Professor Mohi Al Din is well known for his humanitarian contributions, having previously played a major role in performing open heart surgeries and correcting congenital heart defects in children in Sudan. He also helped provide medical supplies, equipment, and training for dozens of paediatric cardiac surgeons. Before the outbreak of war in Sudan, he was one of the leading figures of the Sudanese Canadian Surgeons Association.
According to Canadian media and specialised scientific journals, the patient’s condition had reached extreme toxicity levels, with all vital indicators failing due to a unique and aggressive strain of the virus. Remarkably, after meticulous and complex medical management, the teenage girl became the first recorded patient worldwide to leave hospital walking on her own feet. The achievement was published in one of the world’s most reputable medical journals.
The infection involved one of the rarest forms of highly pathogenic avian influenza A(H5N1), viruses that normally circulate among wild birds and poultry but have increasingly spread to a wide range of wild and marine mammals. Since 1997, sporadic cases of animal to human transmission have been reported in 25 countries. More recently, local infections linked to the 2.3.4.4b strain have been recorded in the Americas, with most human cases remaining mild, although severe cases have been documented in several countries.
This case marked Canada’s first locally acquired infection with highly pathogenic avian influenza A(H5N1). The patient, a 14 year old girl, developed severe illness requiring prolonged intensive care.
She was infected with the 2.3.4.4b strain, genotype D1.1, and developed a cytokine storm. Treatment included combination antiviral therapy, renal replacement therapy, therapeutic plasma exchange, invasive mechanical ventilation, and venovenous extracorporeal membrane oxygenation (VV ECMO).
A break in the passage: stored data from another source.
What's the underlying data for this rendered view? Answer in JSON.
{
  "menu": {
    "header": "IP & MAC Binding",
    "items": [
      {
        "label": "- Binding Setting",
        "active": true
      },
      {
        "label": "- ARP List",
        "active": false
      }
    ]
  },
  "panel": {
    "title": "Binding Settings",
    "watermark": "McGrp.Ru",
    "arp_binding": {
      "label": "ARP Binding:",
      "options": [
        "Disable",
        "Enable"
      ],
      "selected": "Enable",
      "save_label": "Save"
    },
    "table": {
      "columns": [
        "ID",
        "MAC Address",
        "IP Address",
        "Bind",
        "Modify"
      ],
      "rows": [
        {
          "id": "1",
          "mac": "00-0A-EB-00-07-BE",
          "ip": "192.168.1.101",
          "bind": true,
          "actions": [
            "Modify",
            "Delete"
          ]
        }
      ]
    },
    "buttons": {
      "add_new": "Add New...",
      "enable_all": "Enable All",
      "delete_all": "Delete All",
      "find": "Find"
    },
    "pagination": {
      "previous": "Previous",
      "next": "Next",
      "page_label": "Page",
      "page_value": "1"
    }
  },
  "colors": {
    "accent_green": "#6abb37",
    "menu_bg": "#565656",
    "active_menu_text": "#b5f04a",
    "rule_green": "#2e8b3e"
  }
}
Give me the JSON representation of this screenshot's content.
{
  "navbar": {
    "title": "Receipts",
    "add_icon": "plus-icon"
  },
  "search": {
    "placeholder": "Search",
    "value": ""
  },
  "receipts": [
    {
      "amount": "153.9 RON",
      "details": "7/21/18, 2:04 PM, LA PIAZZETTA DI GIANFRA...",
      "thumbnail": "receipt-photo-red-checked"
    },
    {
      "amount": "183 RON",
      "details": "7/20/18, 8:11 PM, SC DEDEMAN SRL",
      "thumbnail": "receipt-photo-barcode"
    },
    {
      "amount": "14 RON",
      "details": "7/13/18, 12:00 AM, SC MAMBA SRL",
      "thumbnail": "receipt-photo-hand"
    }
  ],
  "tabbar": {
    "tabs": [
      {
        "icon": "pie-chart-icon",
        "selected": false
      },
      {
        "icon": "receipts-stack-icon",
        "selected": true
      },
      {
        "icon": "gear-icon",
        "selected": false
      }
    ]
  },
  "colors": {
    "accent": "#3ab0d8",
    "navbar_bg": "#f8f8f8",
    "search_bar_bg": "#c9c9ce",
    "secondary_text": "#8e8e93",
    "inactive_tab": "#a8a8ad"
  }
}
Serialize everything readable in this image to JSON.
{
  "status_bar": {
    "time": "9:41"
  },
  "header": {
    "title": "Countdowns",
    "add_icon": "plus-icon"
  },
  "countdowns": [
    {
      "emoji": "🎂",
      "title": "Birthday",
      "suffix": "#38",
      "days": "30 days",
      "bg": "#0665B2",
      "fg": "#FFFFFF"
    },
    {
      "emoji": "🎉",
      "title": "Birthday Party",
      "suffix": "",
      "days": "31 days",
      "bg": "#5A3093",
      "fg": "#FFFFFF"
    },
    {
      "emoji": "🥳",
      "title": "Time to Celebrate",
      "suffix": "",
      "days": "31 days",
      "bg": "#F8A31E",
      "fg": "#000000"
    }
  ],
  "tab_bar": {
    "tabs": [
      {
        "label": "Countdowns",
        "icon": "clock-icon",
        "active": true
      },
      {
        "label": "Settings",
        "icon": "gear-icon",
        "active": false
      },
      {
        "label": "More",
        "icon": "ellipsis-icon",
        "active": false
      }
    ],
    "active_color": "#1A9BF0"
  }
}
The patient fully recovered and was discharged home without the need for any additional medical support.
In November 2024, the teenager was admitted to a children’s hospital in British Columbia with symptoms that initially resembled ordinary influenza, including high fever, red eyes, and cough. Within days, her condition deteriorated rapidly, oxygen levels fell, her lungs collapsed, and multiple organs began to fail.
The diagnosis shocked the medical team, highly pathogenic H5N1 avian influenza, a strain rarely seen in humans and carrying genetic mutations that increase its lethality and ability to adapt to the human respiratory system. Standard medical protocols were no longer sufficient.
A multidisciplinary intensive care team faced a critical decision, either accept an almost certain fatal outcome or attempt the most advanced interventions available. Among the leaders of this team was Dr Mohi Al Din Ahmed, one of the key authors of the scientific paper later published in The Lancet Infectious Diseases.
Under his supervision, the team made the bold decision to initiate VV ECMO as a last resort, alongside therapeutic plasma exchange to suppress the cytokine storm, combination antiviral therapy, dialysis after kidney failure, and prolonged invasive ventilation.
For days, machines performed the functions of her entire body, while doctors monitored her condition minute by minute. On day nine, lung function began to improve. On day 15, ECMO support was discontinued. On day 21, the breathing tube was removed. Kidney function recovered shortly after, and by day 24, the virus had completely disappeared from respiratory samples.
The patient was discharged from hospital walking, breathing independently, and smiling once again.
Media reports citing the scientific study published on 23 January 2026 confirmed that this patient is the only known case in Canada and, based on available data, the only known survivor worldwide following such advanced intervention. The case has been published in leading medical journals, including The Lancet Infectious Diseases and The New England Journal of Medicine.
Beyond medical progress, the achievement represents a powerful story of hope, demonstrating what can be accomplished when family support, multidisciplinary teamwork, and advanced medical care come together at the most critical moments.
Canadian media shared images of Dr Mohi Al Din Ahmed in medical attire, smiling alongside the patient and her parents. His role went far beyond participation, he was one of the principal leaders of the case and a key reference in applying complex life saving techniques that resulted in the world’s only known survivor of this deadly strain.